NVIDIA joins forces with Hugging Face to launch efficient inference service, increasing the token processing efficiency of AI models by five times

Author：Eve Cole Update Time：2024-12-12 20:00:02

Hugging Face and NVIDIA join hands to launch revolutionary Inference-as-a-Service, which uses NVIDIA's NIM technology to greatly speed up the deployment and prototyping of AI models. The service was officially released at the SIGGRAPH2024 conference, marking a significant improvement in the efficiency of AI model deployment. Developers can easily access and deploy powerful open source AI models, such as Llama2 and Mistral AI models, through Hugging Face Hub, while NVIDIA's NIM microservices ensure optimal performance of these models.

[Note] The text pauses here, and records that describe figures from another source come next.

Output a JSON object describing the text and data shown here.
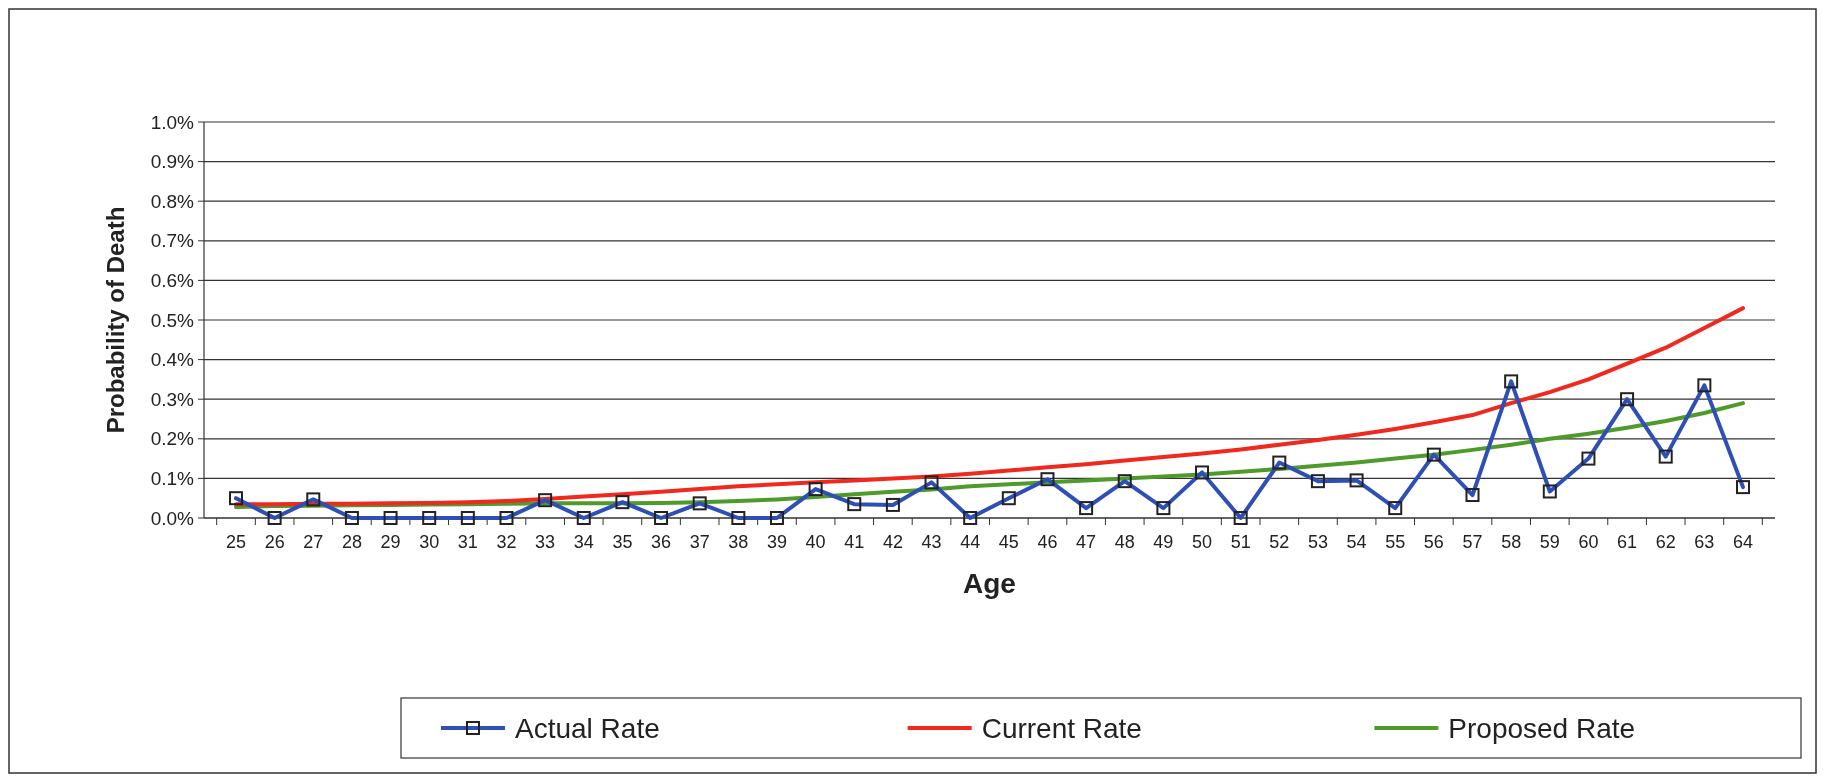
{
  "chart_data": {
    "type": "line",
    "xlabel": "Age",
    "ylabel": "Probability of Death",
    "categories": [
      "25",
      "26",
      "27",
      "28",
      "29",
      "30",
      "31",
      "32",
      "33",
      "34",
      "35",
      "36",
      "37",
      "38",
      "39",
      "40",
      "41",
      "42",
      "43",
      "44",
      "45",
      "46",
      "47",
      "48",
      "49",
      "50",
      "51",
      "52",
      "53",
      "54",
      "55",
      "56",
      "57",
      "58",
      "59",
      "60",
      "61",
      "62",
      "63",
      "64"
    ],
    "series": [
      {
        "name": "Actual Rate",
        "color": "#2e4fb5",
        "marker": "square",
        "values": [
          0.05,
          0,
          0.047,
          0,
          0,
          0,
          0,
          0,
          0.045,
          0,
          0.04,
          0,
          0.037,
          0,
          0,
          0.073,
          0.035,
          0.033,
          0.09,
          0,
          0.05,
          0.098,
          0.025,
          0.093,
          0.025,
          0.115,
          0,
          0.14,
          0.093,
          0.095,
          0.025,
          0.16,
          0.058,
          0.345,
          0.067,
          0.15,
          0.3,
          0.155,
          0.335,
          0.078
        ]
      },
      {
        "name": "Current Rate",
        "color": "#f0281e",
        "marker": "none",
        "values": [
          0.035,
          0.035,
          0.036,
          0.036,
          0.037,
          0.038,
          0.04,
          0.043,
          0.048,
          0.054,
          0.06,
          0.066,
          0.073,
          0.08,
          0.085,
          0.09,
          0.095,
          0.1,
          0.105,
          0.112,
          0.12,
          0.128,
          0.136,
          0.145,
          0.154,
          0.163,
          0.173,
          0.185,
          0.197,
          0.21,
          0.225,
          0.242,
          0.26,
          0.29,
          0.318,
          0.35,
          0.39,
          0.43,
          0.48,
          0.53
        ]
      },
      {
        "name": "Proposed Rate",
        "color": "#4e9a2a",
        "marker": "none",
        "values": [
          0.028,
          0.03,
          0.031,
          0.032,
          0.033,
          0.034,
          0.035,
          0.036,
          0.037,
          0.037,
          0.037,
          0.038,
          0.04,
          0.043,
          0.047,
          0.053,
          0.06,
          0.066,
          0.072,
          0.08,
          0.085,
          0.09,
          0.095,
          0.1,
          0.105,
          0.11,
          0.117,
          0.124,
          0.132,
          0.14,
          0.15,
          0.16,
          0.172,
          0.185,
          0.2,
          0.213,
          0.228,
          0.245,
          0.265,
          0.29
        ]
      }
    ],
    "ylim": [
      0,
      1
    ],
    "yticks": [
      {
        "value": 0,
        "label": "0.0%"
      },
      {
        "value": 0.1,
        "label": "0.1%"
      },
      {
        "value": 0.2,
        "label": "0.2%"
      },
      {
        "value": 0.3,
        "label": "0.3%"
      },
      {
        "value": 0.4,
        "label": "0.4%"
      },
      {
        "value": 0.5,
        "label": "0.5%"
      },
      {
        "value": 0.6,
        "label": "0.6%"
      },
      {
        "value": 0.7,
        "label": "0.7%"
      },
      {
        "value": 0.8,
        "label": "0.8%"
      },
      {
        "value": 0.9,
        "label": "0.9%"
      },
      {
        "value": 1,
        "label": "1.0%"
      }
    ],
    "grid": "y",
    "legend": "bottom",
    "line_style": "solid"
  }
}
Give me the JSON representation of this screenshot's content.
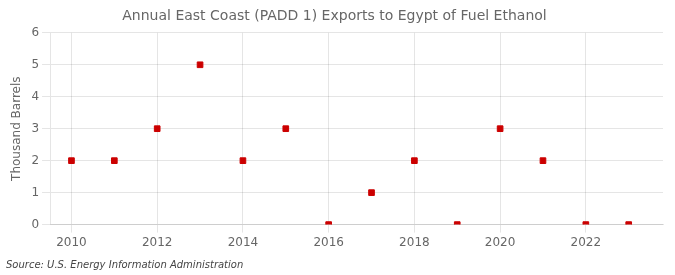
{
  "chart_data": {
    "type": "scatter",
    "title": "Annual East Coast (PADD 1) Exports to Egypt of Fuel Ethanol",
    "ylabel": "Thousand Barrels",
    "source": "Source: U.S. Energy Information Administration",
    "x": [
      2010,
      2011,
      2012,
      2013,
      2014,
      2015,
      2016,
      2017,
      2018,
      2019,
      2020,
      2021,
      2022,
      2023
    ],
    "values": [
      2,
      2,
      3,
      5,
      2,
      3,
      0,
      1,
      2,
      0,
      3,
      2,
      0,
      0
    ],
    "color": "#cc0000",
    "marker": "square",
    "xlim": [
      2009.5,
      2023.8
    ],
    "ylim": [
      0,
      6
    ],
    "xticks": [
      2010,
      2012,
      2014,
      2016,
      2018,
      2020,
      2022
    ],
    "yticks": [
      0,
      1,
      2,
      3,
      4,
      5,
      6
    ],
    "grid": true
  }
}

Recently, the open source platform Hugging Face and NVIDIA announced an exciting new service - Inference-as-a-Service, which will be driven by NVIDIA's NIM technology. The launch of the new service allows developers to prototype more quickly, use the open source AI models provided on Hugging Face Hub, and deploy them efficiently.

This news was announced at the ongoing SIGGRAPH2024 conference. This conference gathered a large number of experts in computer graphics and interactive technology. The cooperation between NVIDIA and Hugging Face was announced at this time, bringing new opportunities to developers. Through this service, developers can easily deploy powerful large language models (LLMs), such as Llama2 and Mistral AI models, and NVIDIA's NIM microservices provide optimization for these models.

Specifically, when accessed as a NIM, a 7 billion-parameter Llama3 model can be processed five times faster than when deployed on a standard NVIDIA H100 Tensor Core GPU system, which is undoubtedly a huge improvement. In addition, this new service also supports "Train on DGX Cloud" (Train on DGX Cloud), which is currently available on Hugging Face.

NVIDIA's NIM is a set of AI microservices optimized for inference, covering NVIDIA's AI basic models and open source community models. It significantly improves token processing efficiency through standard APIs and enhances the infrastructure of NVIDIA DGX Cloud, accelerating the response speed and stability of AI applications.

The NVIDIA DGX Cloud platform is specifically tailored for generative AI, providing reliable and accelerated computing infrastructure to help developers move from prototype to production without long-term commitments. The collaboration between Hugging Face and NVIDIA will further strengthen the developer community, and Hugging Face also recently announced that its team has achieved profitability, reaching a team size of 220 people, and launched the SmolLM series of small language models.

Highlights:

Hugging Face and NVIDIA launch inference-as-a-service to improve the token processing efficiency of AI models by five times.

The new service supports the rapid deployment of powerful LLM models and optimizes the development process.

The NVIDIA DGX Cloud platform provides accelerated infrastructure for generative AI, simplifying the production process for developers.

The cooperation between Hugging Face and NVIDIA provides AI developers with an efficient and convenient model deployment and training environment through inference as a service and the NVIDIA DGX Cloud platform, significantly lowering the threshold for AI application development and accelerating the application of AI technology. The implementation has promoted the vigorous development of the AI industry.